Thursday, 11 December 2014

ComfortDelgro

OCBC on 27 Nov 2014

Stability is ComfortDelGro’s (CDG) key strength thus far for FY14 and we think its ability to remain so is attractive. CDG’s results for all three quarters in FY14 came in within our expectations and we believe it is on track to meet our forecasted 9.0% YoY growth for FY14’s PATMI. CDG’s key growth drivers are its bus, rail and taxi segments and we believe these will remain strong going into 2015. For bus and rail operations in Singapore, the potential catalyst could come from a fare increase in 2015. We continue to like CDG for its diversified yet stable revenue streams from different geographical regions. With a healthy balance sheet, we expect stable and decent dividends (~55% payout) ahead. Hence, we reiterate our BUY rating on CDG with an unchanged FV estimate of S$3.03.

FY14 performance likely to meet our expectations
Stability is ComfortDelGro’s (CDG) key strength thus far for FY14 and we think its ability to remain so is attractive. CDG’s results for all three quarters in FY14 came in within our expectations and we believe it is on track to meet our forecasted 9.0% YoY growth for FY14’s PATMI. Recall that revenue from Australia saw decline since 1Q14 on loss of bus routes in regions 1 and 3. However, we believe it is more or less stabilized as seen in 3Q14 from its operations in the newly acquired region 4 bus routes. In UK, revenue growth came mainly from the newly secured Metroline West operations. We also expect improvement from bus and rail operations in Singapore to continue on higher ridership and average fares for the rest of FY14. Overall, we are positive on CDG’s ability to meet our FY14 expectations.
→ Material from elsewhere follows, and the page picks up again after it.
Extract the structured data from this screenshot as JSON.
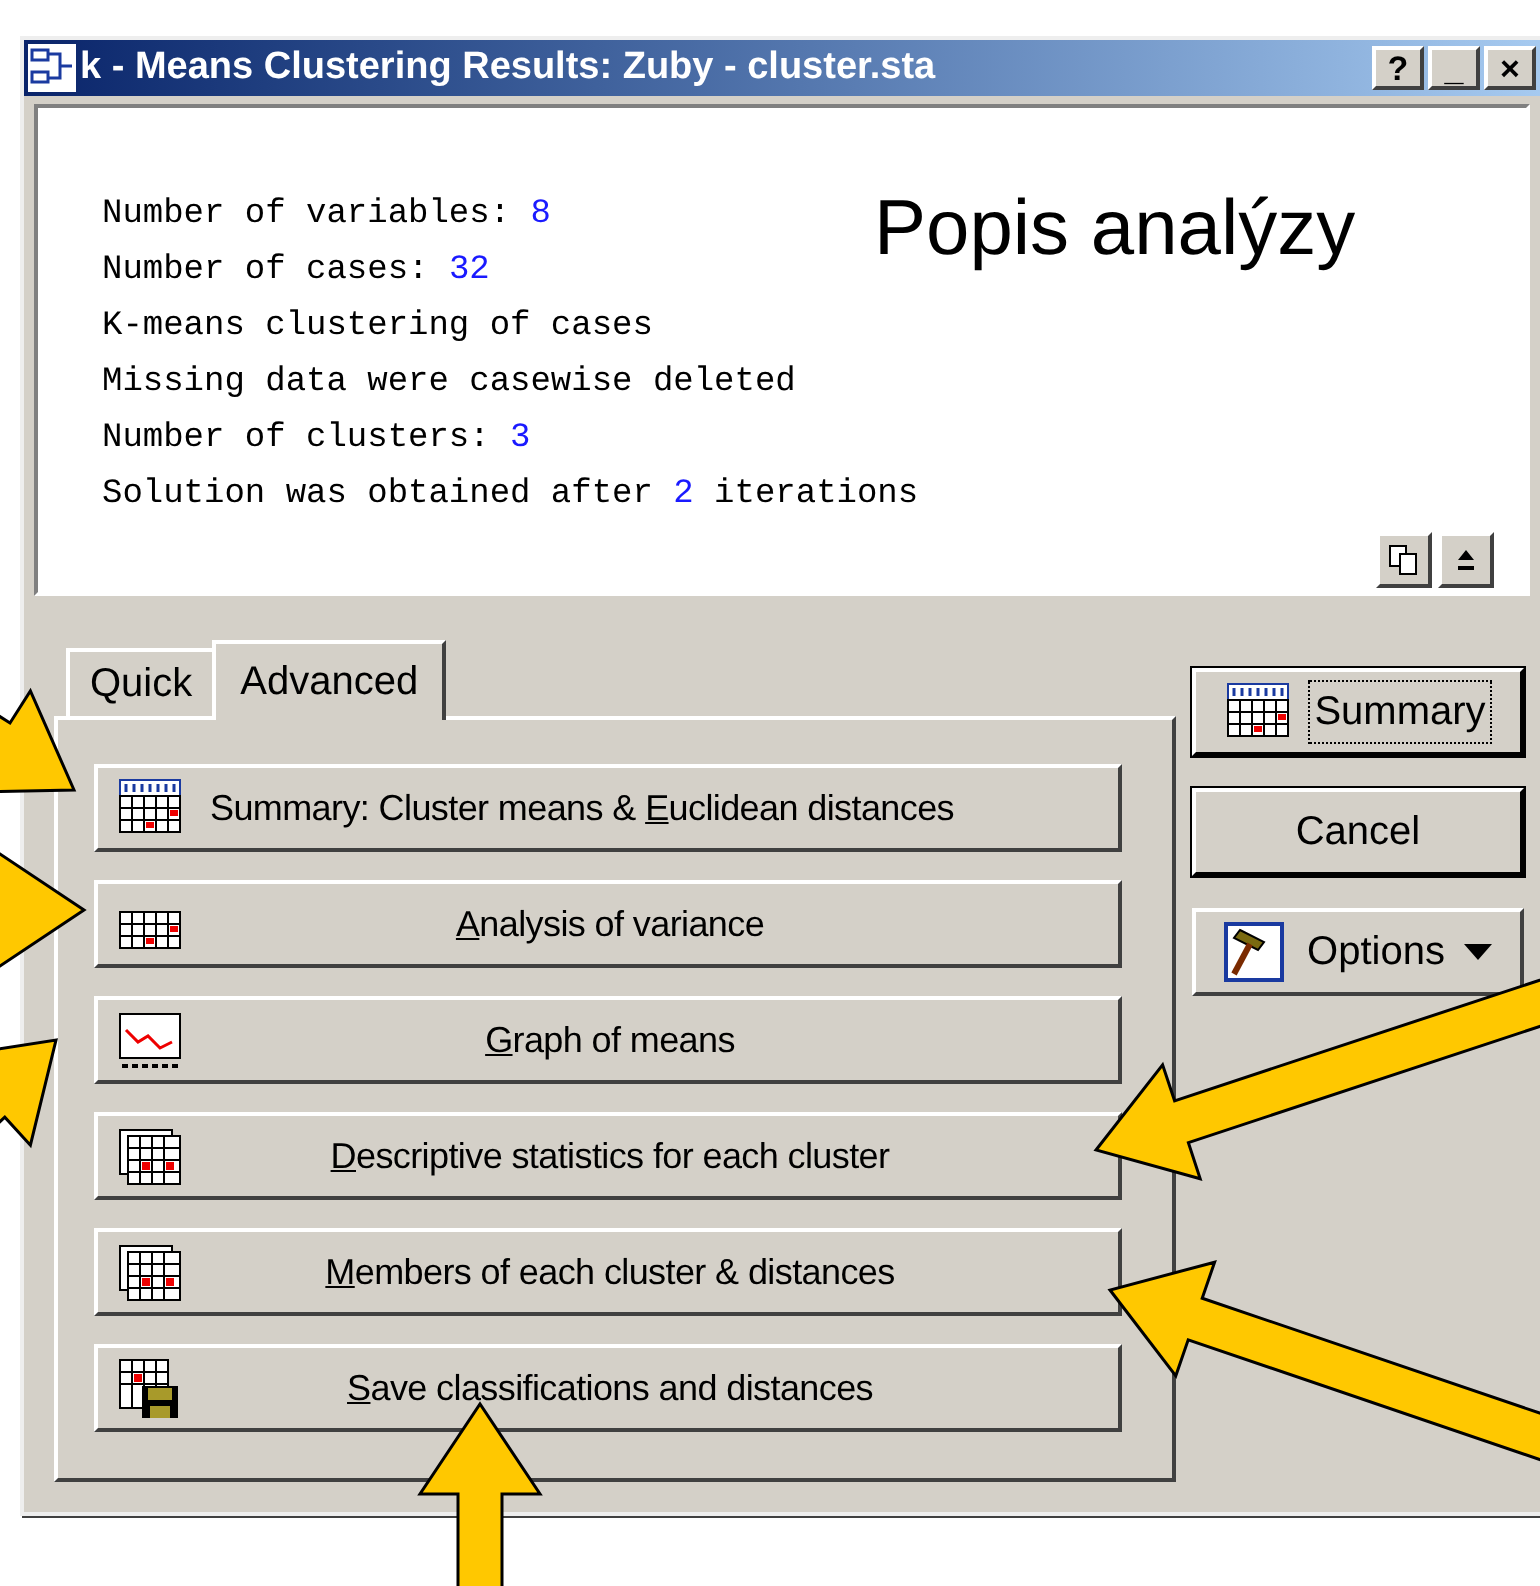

2015 outlook remains bright for ComfortDelGro
CDG’s key growth drivers are its bus, rail and taxi segments and we believe they will remain strong going into 2015. Although Australia saw decline in FY14, we think revenue has stabilized and should see gradual growth in 2015. We expect revenue from UK bus operations to increase steadily from Metroline West growth. For bus and rail operations in Singapore, the potential catalyst could come from a fare increase in 2015. The Public Transport Council (PTC) has started the annual fare review exercise with a decision likely to be announced in 1Q15. The last fare increase of 3.2% was in Apr 2014, which is less than half the total fare cap of 6.6%. Hence, we expect the remaining 3.4% in this year’s fare review exercise and based on the new formula used for deciding fare adjustment, we estimate the increase is likely to be lower than 3.4% due to the recent oil prices’ slide. Taxi revenue in Singapore should also continue to see growth on higher rental income as a result of fleet renewal.

Reiterate BUY rating
We continue to like CDG for its diversified yet stable revenue streams from different geographical regions. With a healthy balance sheet, we expect stable and decent dividends (~55% payout) ahead. Hence, we reiterate our BUY rating on CDG with an unchanged DDM-derived fair value estimate of S$3.03.